Anyone who's spent any time investing will recognise both of these conditions. Mass delusional behavior is often observable both in wider markets and also in specific stocks. Pluralistic ignorance abounds: all too often everyone thinks that although it's obvious to them that markets are over or undervalued no one else has recognised this: so it makes sense to invest on the basis of what we think other people think, rather than on the basis of what passes for objective reality in investment.

Follow this through and you descend into a fantasy world of delusional behavior: although you and I may believe that prices are stupid we choose to believe that everyone else is deluded, and we invest on that basis. Of course, everyone else thinks we're deluded, and they invest accordingly. And we end up with the Emperor's new markets, in which no one wants to admit that we're all wandering around naked. Warren Buffett's aphorism that you only find out who's naked when the tide goes out has never been more apposite.

Sociology

The idea behind this approach is derived not from economics or psychology, but from sociology (see, for example, Arbitraging Embeddedness). The standard argument behind market overvaluations at the extreme end is about some form of collective delusion. However, there is an alternative explanation that argues that bubbles are caused by an active minority against which the dissenting majority is unable to response, because the rational response is to short-sell and there are major downsides to doing so (see Save Our Short-Sellers for a discussion of this issue).

Beyond this, however, there is yet another proposal - a so-called dancing model. In dancing models dissenters not only do not act against the popular delusion by shorting the market, but actually join in and start dancing. The rationale is simple, as Catherine Turco and Ezra Zuckerman explain in So You Think You Can Dance? Lessons From The U.S. Private Equity Bubble:
"In liquid markets—where investors can move in and out of positions quickly and without affecting prices— paying inflated prices may be rational if investors expect to resell at even higher prices. This strategy is the market equivalent of dissimulation in other cases of distorted valuation: investors’ behavior suggests they endorse the public valuation, yet they privately dissent from it."
This is wonderful: perfectly rational investors rationally decide to ignore the nakedness of the Emperor on the grounds that doing so allows them the opportunity to skim profits off the gullibility of others.
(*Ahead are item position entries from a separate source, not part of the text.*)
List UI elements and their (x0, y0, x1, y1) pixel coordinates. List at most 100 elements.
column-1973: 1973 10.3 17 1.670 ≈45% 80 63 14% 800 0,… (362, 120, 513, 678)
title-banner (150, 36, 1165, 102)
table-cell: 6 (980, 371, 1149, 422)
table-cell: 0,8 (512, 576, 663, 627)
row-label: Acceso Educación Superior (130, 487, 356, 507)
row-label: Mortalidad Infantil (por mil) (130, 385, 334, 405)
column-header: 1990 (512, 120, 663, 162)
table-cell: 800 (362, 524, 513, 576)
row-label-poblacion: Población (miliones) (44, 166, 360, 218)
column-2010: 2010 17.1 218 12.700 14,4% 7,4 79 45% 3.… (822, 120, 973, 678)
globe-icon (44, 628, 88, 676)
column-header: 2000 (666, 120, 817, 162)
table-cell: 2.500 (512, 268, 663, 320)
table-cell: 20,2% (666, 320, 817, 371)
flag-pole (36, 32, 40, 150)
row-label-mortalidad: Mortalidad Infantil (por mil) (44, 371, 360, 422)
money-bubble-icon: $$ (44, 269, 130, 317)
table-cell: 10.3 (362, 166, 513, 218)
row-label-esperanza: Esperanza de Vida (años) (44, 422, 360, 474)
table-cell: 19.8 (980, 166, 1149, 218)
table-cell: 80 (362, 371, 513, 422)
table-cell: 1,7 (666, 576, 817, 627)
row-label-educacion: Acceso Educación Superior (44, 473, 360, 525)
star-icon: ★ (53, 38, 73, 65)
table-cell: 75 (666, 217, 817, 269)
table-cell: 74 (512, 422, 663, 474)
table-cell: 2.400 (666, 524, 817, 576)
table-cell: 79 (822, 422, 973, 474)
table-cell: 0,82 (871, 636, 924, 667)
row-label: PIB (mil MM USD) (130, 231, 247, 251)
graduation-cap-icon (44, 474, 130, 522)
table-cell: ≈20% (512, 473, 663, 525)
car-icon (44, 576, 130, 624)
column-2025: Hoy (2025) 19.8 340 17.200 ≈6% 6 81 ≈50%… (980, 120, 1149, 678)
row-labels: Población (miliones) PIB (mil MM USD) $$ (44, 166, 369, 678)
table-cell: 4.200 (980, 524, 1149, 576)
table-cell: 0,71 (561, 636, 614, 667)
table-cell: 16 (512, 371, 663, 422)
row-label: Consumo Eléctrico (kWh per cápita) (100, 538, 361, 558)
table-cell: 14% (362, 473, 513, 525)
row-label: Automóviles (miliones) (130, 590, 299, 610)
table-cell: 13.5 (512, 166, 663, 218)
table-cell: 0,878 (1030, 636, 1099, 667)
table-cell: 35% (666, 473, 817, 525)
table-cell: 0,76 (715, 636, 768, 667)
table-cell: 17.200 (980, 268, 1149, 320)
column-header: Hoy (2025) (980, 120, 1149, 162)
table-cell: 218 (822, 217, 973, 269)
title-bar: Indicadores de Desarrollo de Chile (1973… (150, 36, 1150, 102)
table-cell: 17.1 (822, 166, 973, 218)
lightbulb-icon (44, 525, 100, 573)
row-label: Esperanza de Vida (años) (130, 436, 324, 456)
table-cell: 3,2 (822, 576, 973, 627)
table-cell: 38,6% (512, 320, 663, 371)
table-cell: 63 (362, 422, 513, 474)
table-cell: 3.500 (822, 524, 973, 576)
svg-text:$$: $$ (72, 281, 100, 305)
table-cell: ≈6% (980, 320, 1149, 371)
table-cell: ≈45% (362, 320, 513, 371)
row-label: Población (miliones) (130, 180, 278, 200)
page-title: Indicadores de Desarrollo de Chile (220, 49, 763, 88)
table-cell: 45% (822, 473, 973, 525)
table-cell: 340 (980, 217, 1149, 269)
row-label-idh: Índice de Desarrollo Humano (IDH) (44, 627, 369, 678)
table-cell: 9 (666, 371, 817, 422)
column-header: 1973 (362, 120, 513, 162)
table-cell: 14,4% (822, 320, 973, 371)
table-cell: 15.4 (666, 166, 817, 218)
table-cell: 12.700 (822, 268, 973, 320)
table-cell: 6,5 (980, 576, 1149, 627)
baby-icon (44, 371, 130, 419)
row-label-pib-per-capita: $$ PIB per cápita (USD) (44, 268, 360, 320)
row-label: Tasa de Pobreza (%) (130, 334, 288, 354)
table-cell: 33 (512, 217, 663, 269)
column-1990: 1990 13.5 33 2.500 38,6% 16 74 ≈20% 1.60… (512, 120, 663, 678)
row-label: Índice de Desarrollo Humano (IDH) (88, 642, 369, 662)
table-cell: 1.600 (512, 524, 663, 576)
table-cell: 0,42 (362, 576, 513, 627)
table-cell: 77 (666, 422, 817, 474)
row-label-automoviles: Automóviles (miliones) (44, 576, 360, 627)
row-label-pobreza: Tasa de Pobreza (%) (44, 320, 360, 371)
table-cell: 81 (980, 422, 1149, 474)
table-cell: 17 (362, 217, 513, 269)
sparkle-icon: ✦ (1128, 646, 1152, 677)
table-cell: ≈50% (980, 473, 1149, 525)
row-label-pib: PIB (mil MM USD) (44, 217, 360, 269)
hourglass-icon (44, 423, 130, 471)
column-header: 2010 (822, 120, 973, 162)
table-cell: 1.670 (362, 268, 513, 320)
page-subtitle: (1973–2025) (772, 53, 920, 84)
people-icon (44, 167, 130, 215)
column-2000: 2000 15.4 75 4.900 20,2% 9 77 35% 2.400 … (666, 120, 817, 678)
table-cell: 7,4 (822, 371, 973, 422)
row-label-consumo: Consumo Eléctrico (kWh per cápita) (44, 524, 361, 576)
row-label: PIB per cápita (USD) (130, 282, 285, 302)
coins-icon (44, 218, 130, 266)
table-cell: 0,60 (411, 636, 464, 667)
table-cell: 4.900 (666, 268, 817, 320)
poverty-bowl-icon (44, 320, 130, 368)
And, in so doing, they appear to be deluded themselves, while being no such thing.

Valuation

Given that most of behavioral finance is focused on explaining why we make mistakes in assessing valuations then a theory that suggests we do no such thing but are, instead, attempting to cynically exploit the delusions of our fellow investors at the same time as they're trying to do the same to us, is at least worthy of a bit of consideration. After all, how often have you invested in something you think is a tad expensive on the basis that everyone else seems to be doing so?

The Turco and Zuckerman study focuses on Private Equity, a market with its own dynamics, but one also populated by some smart and sophisticated investors. The collective failure in this market led to a situation where:
"The smart money was too smart by half - that is, with limited visibility into the market, they applied the wrong investment strategy despite knowing the right valuation."
Pluralistic ignorance writ large.

Investing Naked

Frankly, I doubt that there are few readers here who won't recognise this behavior.  A situation where we, as investors, can reasonably assess markets or stocks as expensive - perhaps excessively expensive - but in which we still choose to invest is really investing without a margin of safety. And in the end, it's that margin of safety that ensures we're not investing naked.

Maintaining discipline when all about us are losing their heads is theoretically wonderful, but practically very difficult when the bozo down the road is making money hand over fist.  Which is why, probably, the really great investors don't care much for relative valuations: in the end there are eternal virtues in investment and, of these, the greatest will always be patience.

Pluralistic ignorance and Emperor's New Clothes Syndrome added to The Big List of Behavioral Biases.